Taking perspectives & valuing: Using clinical RFT to enhance therapy

Tracks
Track 7
Saturday, May 16, 2020
10:30 AM - 12:30 PM

Presenter(s)

Agenda Item Image
Dr Eric Morris
BAppSc GradDipAppSc MAppPsych PhD
La Trobe University

Taking perspectives & valuing: Using clinical RFT to enhance therapy

10:30 AM - 5:00 PM

Assumed knowledge of attendee

Beginner (casual familiarity with topic area e.g., treated one case)

Level of learning

Intermediate

Outline

The use of language is one of the few universals across different therapeutic traditions. However, limited attention has been given to the deliberate use of language based on scientific principles to affect change in therapy. This workshop will introduce participants to clinical principles based on Relational Frame Theory (RFT), a modern behavioural account of language acquisition. Based on a research literature developed over the past 20 years, RFT provides a of an account of how language can be both humanity’s most useful tool, and its greatest source of suffering, based on the unique human ability of being able to relate anything to anything else.

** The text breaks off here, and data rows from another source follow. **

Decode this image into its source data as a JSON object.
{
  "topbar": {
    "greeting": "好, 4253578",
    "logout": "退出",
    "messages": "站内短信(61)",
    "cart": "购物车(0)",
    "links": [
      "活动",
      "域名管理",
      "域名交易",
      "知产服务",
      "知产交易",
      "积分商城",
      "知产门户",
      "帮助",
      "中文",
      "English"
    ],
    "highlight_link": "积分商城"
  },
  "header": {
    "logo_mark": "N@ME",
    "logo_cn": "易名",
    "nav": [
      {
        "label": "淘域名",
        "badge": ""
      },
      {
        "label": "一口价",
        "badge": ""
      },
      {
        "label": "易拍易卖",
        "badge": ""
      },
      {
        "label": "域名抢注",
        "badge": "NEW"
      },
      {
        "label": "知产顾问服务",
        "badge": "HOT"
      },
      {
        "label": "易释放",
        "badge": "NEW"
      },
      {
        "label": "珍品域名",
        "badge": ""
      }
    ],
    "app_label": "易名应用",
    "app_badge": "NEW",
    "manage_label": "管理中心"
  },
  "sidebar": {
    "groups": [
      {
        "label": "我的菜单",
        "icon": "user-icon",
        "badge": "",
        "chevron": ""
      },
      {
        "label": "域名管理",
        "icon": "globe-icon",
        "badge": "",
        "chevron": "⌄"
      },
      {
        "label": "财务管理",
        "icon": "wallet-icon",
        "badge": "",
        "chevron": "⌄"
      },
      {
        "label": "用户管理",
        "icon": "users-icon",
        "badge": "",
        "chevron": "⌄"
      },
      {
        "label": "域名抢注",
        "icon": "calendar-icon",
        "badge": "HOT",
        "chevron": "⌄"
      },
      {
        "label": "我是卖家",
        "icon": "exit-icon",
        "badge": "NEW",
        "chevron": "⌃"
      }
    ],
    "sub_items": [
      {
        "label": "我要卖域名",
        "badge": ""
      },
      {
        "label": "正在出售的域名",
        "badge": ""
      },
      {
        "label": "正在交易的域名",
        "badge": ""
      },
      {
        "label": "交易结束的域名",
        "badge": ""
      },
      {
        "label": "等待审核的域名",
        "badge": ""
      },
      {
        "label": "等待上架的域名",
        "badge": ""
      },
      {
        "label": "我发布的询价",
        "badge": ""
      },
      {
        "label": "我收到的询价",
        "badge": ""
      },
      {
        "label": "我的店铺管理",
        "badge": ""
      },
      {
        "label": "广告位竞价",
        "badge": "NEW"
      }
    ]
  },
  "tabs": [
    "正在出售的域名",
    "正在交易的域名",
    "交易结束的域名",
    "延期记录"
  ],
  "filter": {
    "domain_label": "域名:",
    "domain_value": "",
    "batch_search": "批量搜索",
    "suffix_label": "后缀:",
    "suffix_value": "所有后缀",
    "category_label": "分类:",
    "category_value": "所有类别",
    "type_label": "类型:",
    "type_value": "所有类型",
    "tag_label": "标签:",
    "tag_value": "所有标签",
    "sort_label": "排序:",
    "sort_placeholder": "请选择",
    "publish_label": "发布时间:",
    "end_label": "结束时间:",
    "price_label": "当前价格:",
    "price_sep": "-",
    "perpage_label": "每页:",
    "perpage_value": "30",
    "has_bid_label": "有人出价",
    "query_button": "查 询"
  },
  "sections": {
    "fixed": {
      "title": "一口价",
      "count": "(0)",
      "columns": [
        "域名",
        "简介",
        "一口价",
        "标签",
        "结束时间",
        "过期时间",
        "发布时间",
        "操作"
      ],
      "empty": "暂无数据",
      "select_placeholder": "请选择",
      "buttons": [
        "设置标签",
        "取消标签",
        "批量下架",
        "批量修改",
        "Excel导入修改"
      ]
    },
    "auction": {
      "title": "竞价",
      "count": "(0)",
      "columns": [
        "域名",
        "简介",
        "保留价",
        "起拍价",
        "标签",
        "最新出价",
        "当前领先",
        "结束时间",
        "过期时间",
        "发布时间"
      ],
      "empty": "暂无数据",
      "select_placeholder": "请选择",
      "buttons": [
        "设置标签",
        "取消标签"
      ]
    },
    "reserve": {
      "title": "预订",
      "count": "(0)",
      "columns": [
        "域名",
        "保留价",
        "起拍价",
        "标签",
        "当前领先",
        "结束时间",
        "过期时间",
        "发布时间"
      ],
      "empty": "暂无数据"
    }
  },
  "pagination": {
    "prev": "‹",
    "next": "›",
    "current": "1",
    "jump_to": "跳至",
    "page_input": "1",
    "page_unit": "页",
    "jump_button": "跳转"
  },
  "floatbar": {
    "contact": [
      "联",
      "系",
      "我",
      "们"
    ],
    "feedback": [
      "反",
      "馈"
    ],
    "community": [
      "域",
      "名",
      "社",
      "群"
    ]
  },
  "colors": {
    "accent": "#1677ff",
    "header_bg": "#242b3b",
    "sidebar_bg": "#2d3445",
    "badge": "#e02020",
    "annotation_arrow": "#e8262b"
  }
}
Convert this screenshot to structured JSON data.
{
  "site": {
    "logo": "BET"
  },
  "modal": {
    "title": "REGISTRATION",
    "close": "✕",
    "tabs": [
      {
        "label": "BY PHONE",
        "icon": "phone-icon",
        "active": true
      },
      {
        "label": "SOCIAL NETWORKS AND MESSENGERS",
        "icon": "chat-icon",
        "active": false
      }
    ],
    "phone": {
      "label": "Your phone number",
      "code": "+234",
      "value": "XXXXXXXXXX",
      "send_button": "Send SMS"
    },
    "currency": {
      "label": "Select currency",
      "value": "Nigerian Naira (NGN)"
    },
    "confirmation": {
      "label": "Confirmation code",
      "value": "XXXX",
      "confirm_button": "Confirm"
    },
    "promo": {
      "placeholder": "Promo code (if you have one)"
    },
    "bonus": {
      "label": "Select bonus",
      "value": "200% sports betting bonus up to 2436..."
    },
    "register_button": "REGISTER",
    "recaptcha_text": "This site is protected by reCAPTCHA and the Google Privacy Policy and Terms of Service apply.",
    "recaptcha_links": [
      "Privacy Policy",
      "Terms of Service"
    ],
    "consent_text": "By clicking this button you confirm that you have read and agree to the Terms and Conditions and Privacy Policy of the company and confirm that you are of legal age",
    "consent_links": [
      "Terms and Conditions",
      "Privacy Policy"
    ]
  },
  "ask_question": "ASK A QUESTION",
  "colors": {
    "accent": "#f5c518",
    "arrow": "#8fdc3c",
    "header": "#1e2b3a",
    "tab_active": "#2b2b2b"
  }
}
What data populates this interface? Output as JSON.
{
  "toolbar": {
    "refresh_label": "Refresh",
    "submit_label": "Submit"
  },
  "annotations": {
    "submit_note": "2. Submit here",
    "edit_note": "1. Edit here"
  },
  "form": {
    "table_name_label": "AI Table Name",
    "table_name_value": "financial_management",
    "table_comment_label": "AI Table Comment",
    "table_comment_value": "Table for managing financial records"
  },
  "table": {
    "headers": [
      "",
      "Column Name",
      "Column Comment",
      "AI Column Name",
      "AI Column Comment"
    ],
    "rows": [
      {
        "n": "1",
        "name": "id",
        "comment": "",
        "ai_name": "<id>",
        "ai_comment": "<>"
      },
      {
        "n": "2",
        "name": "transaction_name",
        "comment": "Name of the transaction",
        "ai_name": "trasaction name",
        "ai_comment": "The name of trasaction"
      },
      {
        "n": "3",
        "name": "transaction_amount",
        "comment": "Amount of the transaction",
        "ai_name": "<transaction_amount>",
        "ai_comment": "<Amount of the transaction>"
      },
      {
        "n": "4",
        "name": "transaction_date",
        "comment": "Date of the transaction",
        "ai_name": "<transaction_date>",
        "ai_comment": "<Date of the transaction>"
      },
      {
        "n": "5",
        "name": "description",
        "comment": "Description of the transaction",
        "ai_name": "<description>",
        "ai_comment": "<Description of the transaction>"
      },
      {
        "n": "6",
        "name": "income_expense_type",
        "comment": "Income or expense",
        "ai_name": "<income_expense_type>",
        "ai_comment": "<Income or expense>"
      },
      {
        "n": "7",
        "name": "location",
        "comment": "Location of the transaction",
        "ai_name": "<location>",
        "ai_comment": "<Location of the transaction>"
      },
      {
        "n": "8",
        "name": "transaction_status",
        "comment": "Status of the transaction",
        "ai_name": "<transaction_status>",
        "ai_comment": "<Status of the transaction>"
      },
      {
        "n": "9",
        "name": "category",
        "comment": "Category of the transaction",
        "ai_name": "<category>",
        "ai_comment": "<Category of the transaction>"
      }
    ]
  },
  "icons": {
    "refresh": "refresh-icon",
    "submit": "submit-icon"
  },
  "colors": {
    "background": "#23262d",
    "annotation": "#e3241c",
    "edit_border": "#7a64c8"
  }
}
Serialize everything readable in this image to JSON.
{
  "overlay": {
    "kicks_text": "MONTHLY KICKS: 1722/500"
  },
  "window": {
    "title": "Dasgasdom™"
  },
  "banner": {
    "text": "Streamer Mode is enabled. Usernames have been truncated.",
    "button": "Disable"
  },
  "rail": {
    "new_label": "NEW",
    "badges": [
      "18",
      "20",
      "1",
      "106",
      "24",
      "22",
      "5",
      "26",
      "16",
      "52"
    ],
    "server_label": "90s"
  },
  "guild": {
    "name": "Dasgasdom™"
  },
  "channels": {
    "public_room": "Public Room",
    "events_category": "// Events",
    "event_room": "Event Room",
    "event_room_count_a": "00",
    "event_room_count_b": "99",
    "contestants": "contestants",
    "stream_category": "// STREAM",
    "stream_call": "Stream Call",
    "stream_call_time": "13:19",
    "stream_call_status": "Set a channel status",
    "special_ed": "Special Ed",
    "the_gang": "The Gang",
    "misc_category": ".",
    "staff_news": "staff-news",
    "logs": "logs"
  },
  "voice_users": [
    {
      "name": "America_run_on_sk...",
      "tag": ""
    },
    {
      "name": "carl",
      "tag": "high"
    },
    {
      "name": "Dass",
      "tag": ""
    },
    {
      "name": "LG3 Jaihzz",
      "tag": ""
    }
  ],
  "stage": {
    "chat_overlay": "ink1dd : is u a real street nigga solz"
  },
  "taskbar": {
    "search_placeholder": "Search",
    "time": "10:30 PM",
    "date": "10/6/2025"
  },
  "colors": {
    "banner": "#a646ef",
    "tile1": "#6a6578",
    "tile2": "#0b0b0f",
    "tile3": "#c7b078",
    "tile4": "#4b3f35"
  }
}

RFT’s “selection by consequences” approach, allows for the functions of language to be understood and influenced. RFT can help to enhance the precision of psychological intervention, regardless of therapeutic modality. This workshop provides an opportunity to discover how RFT principles strengthen two areas important to effective psychological therapy:
• Enhancing meaning and motivation - by promoting connection with personal values
• Promoting a resilient sense of self - by strengthening flexibility in perspective taking toward experiences and narratives about the self and others

A deliberate focus on values allows clinicians to work with clients to build purpose in their lives through linking behaviours with sources of meaning derived from language. The workshop will present multiple ways to strengthen valuing as a source of motivation.

Flexibility in using interpersonal, spatial and temporal perspectives (I-HERE-NOW) allows a person to develop a balanced sense of responsibility about what influences them, and what they can influence. The workshop will present various methods of promoting these skills to help clients learn from their own experience, and where useful, gain distance and transcend self-limiting narratives about themselves and others.

We will use demonstration, skills practice and case examples throughout the workshop.

Learning outcomes

At the conclusion of this workshop, participants should be able to:
• Describe how principles drawn from clinical Relational Frame Theory can inform goal-setting and working with (inter)personal narratives
• Identify client problems maintained by various deficits in perspective taking and consider various ways to increase self-awareness and integration through the deliberate the use of language
• Identify client problems maintained by lack of connection to personal values and consider various ways to help clients construct personal values and develop daily ways of acting upon them, learning from personal experience
• Engage clients in therapeutic conversations that enhance the process of therapy by emphasising flexible perspective taking and commitment to personally-chosen life directions

Biography

Dr Eric Morris is a senior lecturer and director of the Psychology Clinic at La Trobe University in Melbourne, Australia. He has over twenty years’ experience working as a clinical psychologist in Australia and the United Kingdom, engaging people with complex mental health problems and their families using contextual cognitive behavioural therapies. Eric researches acceptance and commitment therapy as an individual- and group-based intervention for recovery from psychosis, anxiety disorders, insomnia, OCD, to support caregivers, and as a workplace resilience training. He is a co-editor of Acceptance and Commitment Therapy and Mindfulness for Psychosis, co-author of the self-help guide, ACTivate Your Life, and co-author of the group treatment manual, ACT for Psychosis Recovery. He is a Past President of the ANZ Chapter, and a Fellow of the Association for Contextual Behavioural Science.
Agenda Item Image
Dr Daniel Simsion

Taking perspectives & valuing: Using clinical RFT to enhance therapy

10:30 AM - 5:00 PM

Biography

Dr Daniel Simsion MAPS FCCLP is a clinical psychologist with the Victorian government specialist forensic mental health service, Forensicare. He is also the current president of the Australia and New Zealand chapter of the Association for Contextual Behavioural Science (ANZ ACBS). Daniel completed undergraduate studies in law and psychology before completing a Doctor of Clinical Psychology at Melbourne’s La Trobe University. His career has focused particularly on assessment and intervention with ‘low prevalence disorders’, most recently within a forensic psychiatric inpatient context. He has an interest in improving psychological service delivery, as well as advocating for broader systemic change. He primarily practices using an Acceptance and Commitment Therapy (ACT) model, incorporating the application of ACT’s underlying theory of human language, Relational Frame Theory (RFT).